Petitioner has also not established that her current residence with her parents at the out-of-district address is of a temporary or transitional nature.  The petition only contains conclusory statements by petitioner that her current residence is temporary.  To the contrary, the record shows that petitioner and her family have been living in her parents’ residence for two years (see Appeal of a Student with a Disability, 52 Ed Dept Rep, Decision No. 16,404).  While petitioner makes conclusory statements that the arrangement is temporary until she has “the financial resources to obtain housing [and] furnishing” and that she “intend[s] to move back to Oyster Bay this year,” there is no evidence of actual attempts to relocate to respondent’s school district.  The fact that petitioner asserts that her family intends to move back to the district at some point does not establish that her current residence is temporary or transitional within the meaning of Education Law §3209 (Appeal of a Student with a Disability, 52 Ed Dept Rep, Decision No. 16,404). In addition, there is no evidence that petitioner needs to vacate her current residence or that there is a time limit as to how long her family can reside there (Appeal of S.L., 56 Ed Dept Rep, Decision No. 17,104; Appeal of R.D., 56 id., Decision No. 16,945; Appeal of A.W., 53 id., Decision No. 16,559).

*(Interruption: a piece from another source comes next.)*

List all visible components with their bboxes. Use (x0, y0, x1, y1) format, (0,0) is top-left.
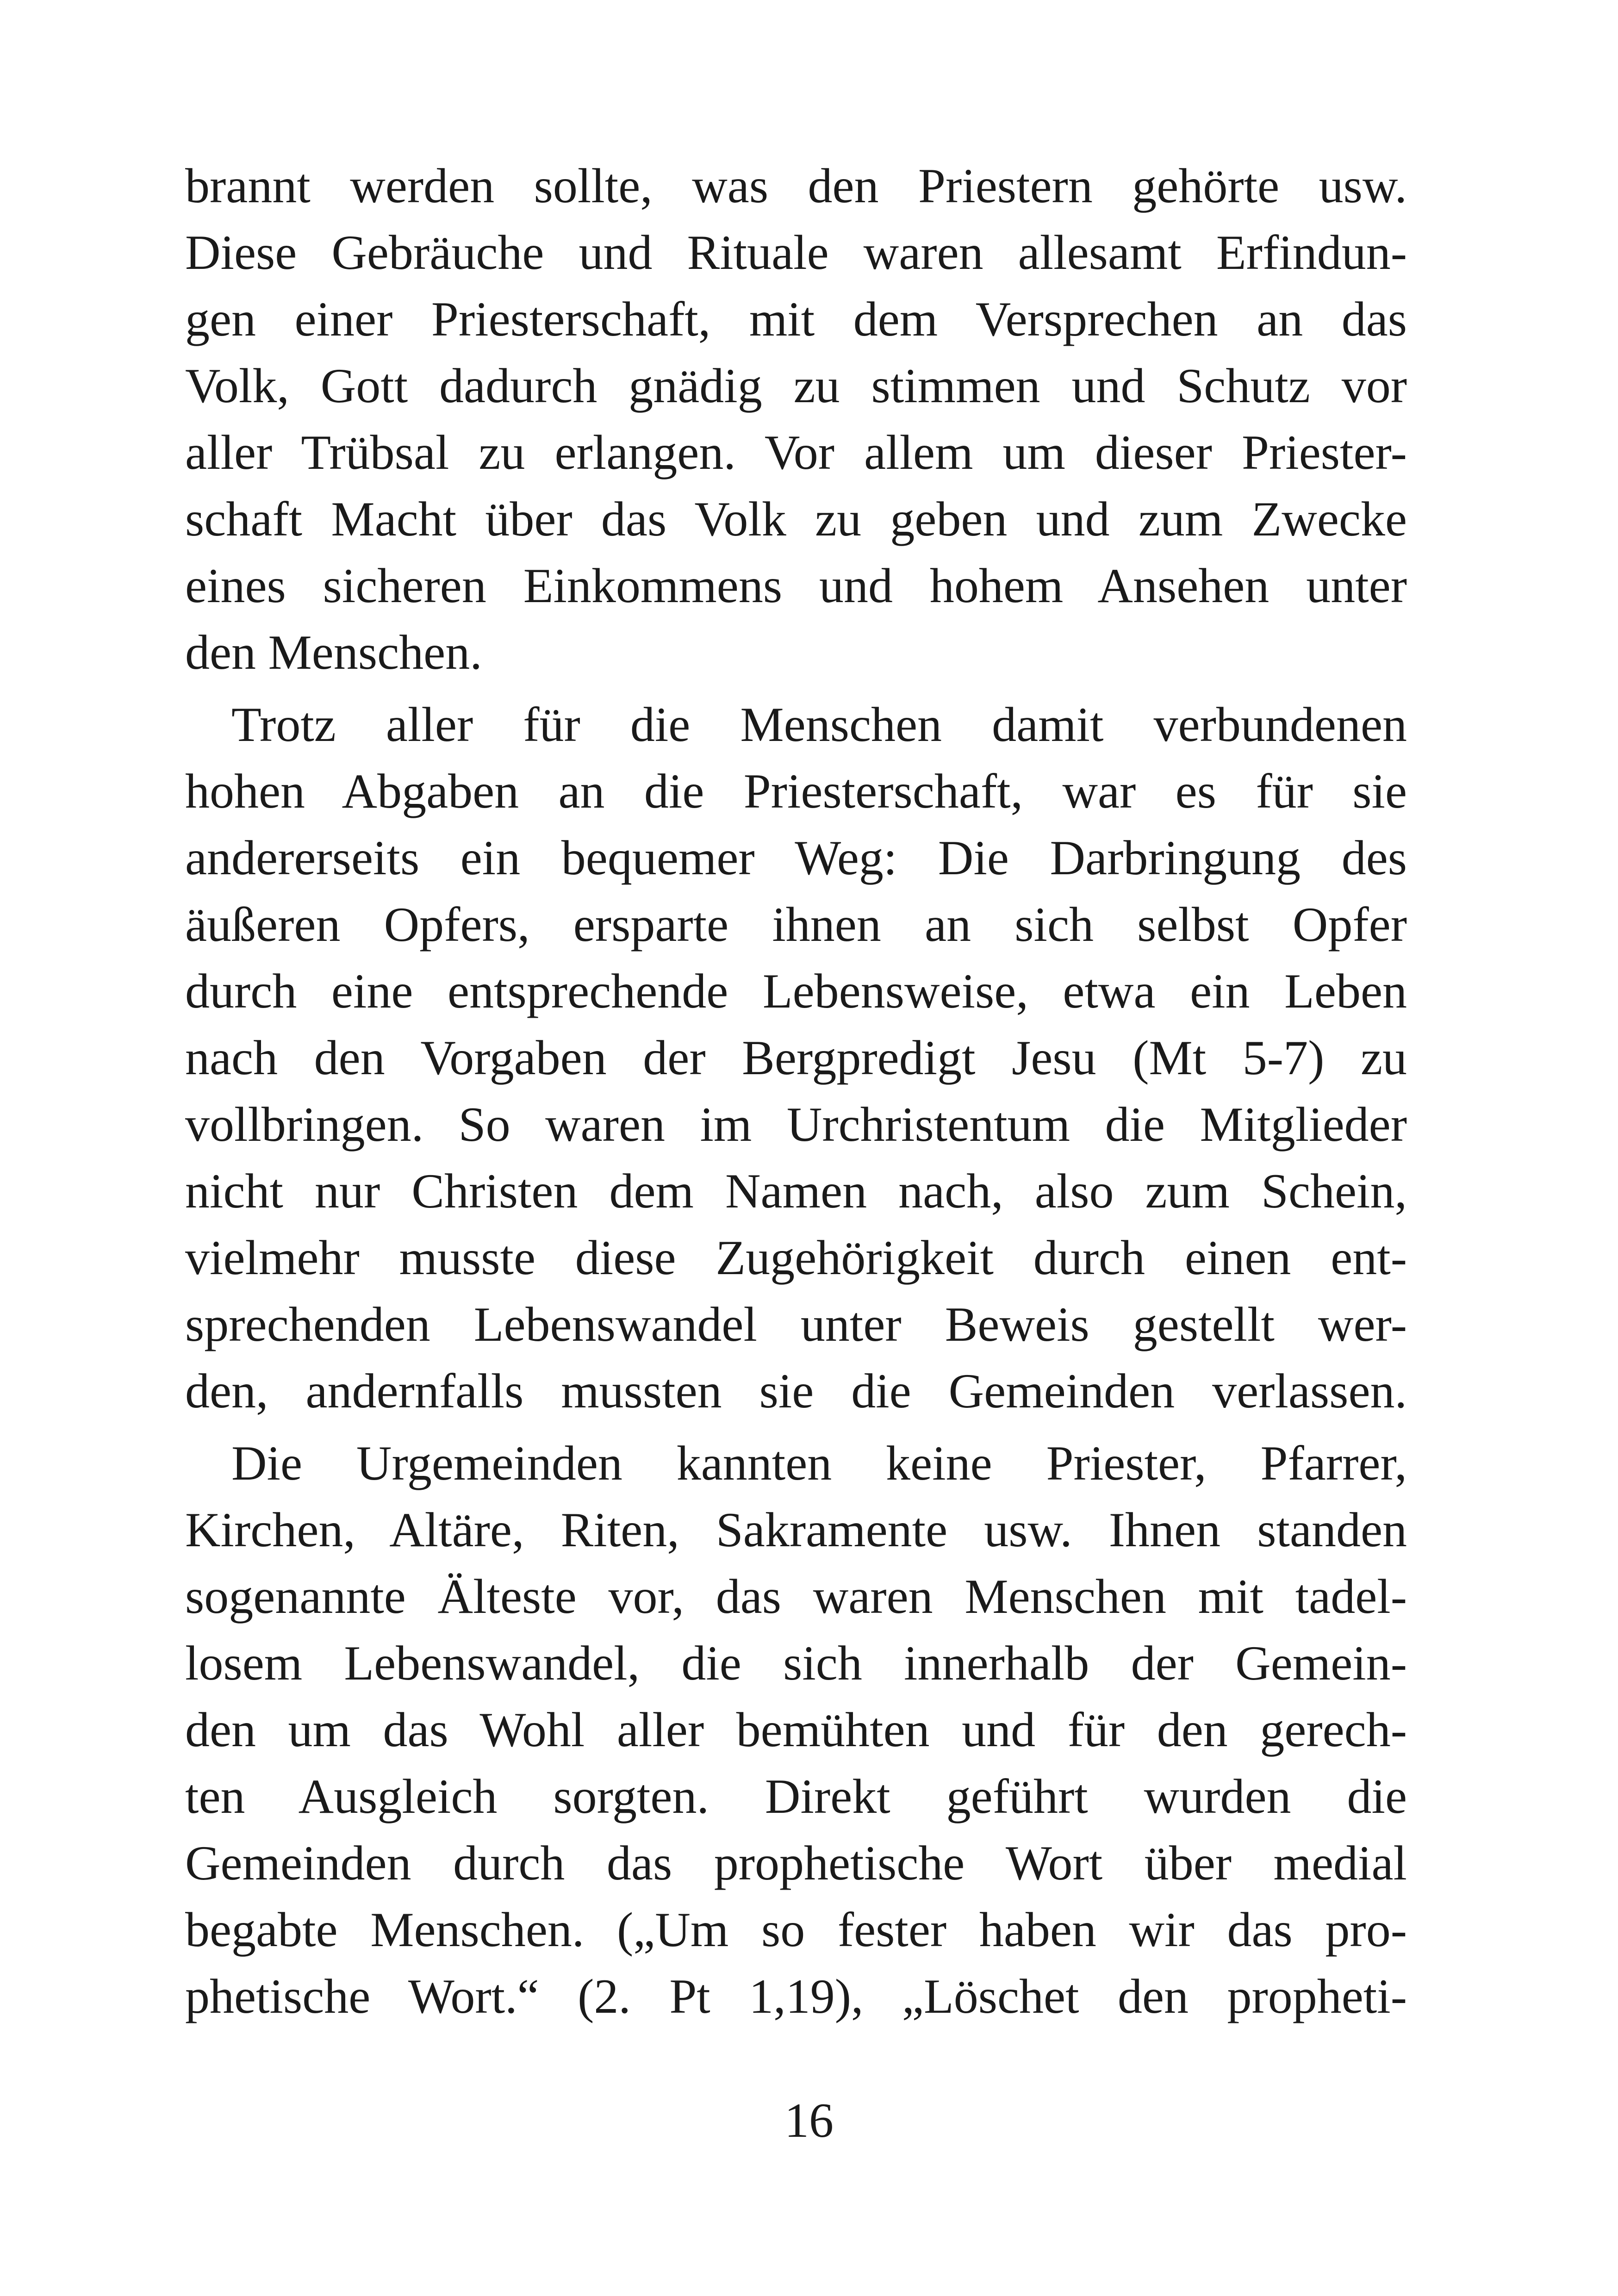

Accordingly, based on the record before me, I cannot find respondent’s determination that the student is not homeless to be arbitrary or capricious. 

Although the appeal must be dismissed for the reasons set forth above, I note that petitioner retains the right to reapply for admission to respondent’s schools on her child’s behalf at any time, should circumstances change, and to submit any documentary evidence for respondent’s consideration. 

THE APPEAL IS DISMISSED.

END OF FILE

 

[1] Petitioner does not assert that her younger child is homeless pursuant to McKinney-Vento.

 

[2] The petition indicates that petitioner and the student’s father are separated and that he lives outside of the district in Flushing, NY.

 

[3] According to petitioner, in January 2016, petitioner’s younger child transferred to the public school district zoned for the out-of-district residence. 

 

[4] Effective October 1, 2016, §11432(g)(3)(E)(i) of the McKinney-Vento Homeless Assistance Act, as amended by the Every Student Succeeds Act, now requires that if a dispute arises surrounding a child’s eligibility, school selection or enrollment, such student shall be immediately enrolled pending final resolution of the dispute, including all available appeals (42 U.S.C. §11432[g][3][E][i]).  Therefore, no application for a stay in this appeal was necessary.

 

[5] Effective December 10, 2016, children or youth awaiting foster care placement are no longer included in the definition of “homeless children and youths” under the McKinney-Vento Homeless Assistance Act, as amended by the Every Student Succeeds Act (42 U.S.C. §11434a).  Effective April 20, 2017, children or youth awaiting foster care placement are no longer included in the definition of “homeless child” in Education Law §3209(1)(a), as amended by Part C of Chapter 56 of the Laws of 2017.  However, those changes are not relevant to a determination in this appeal.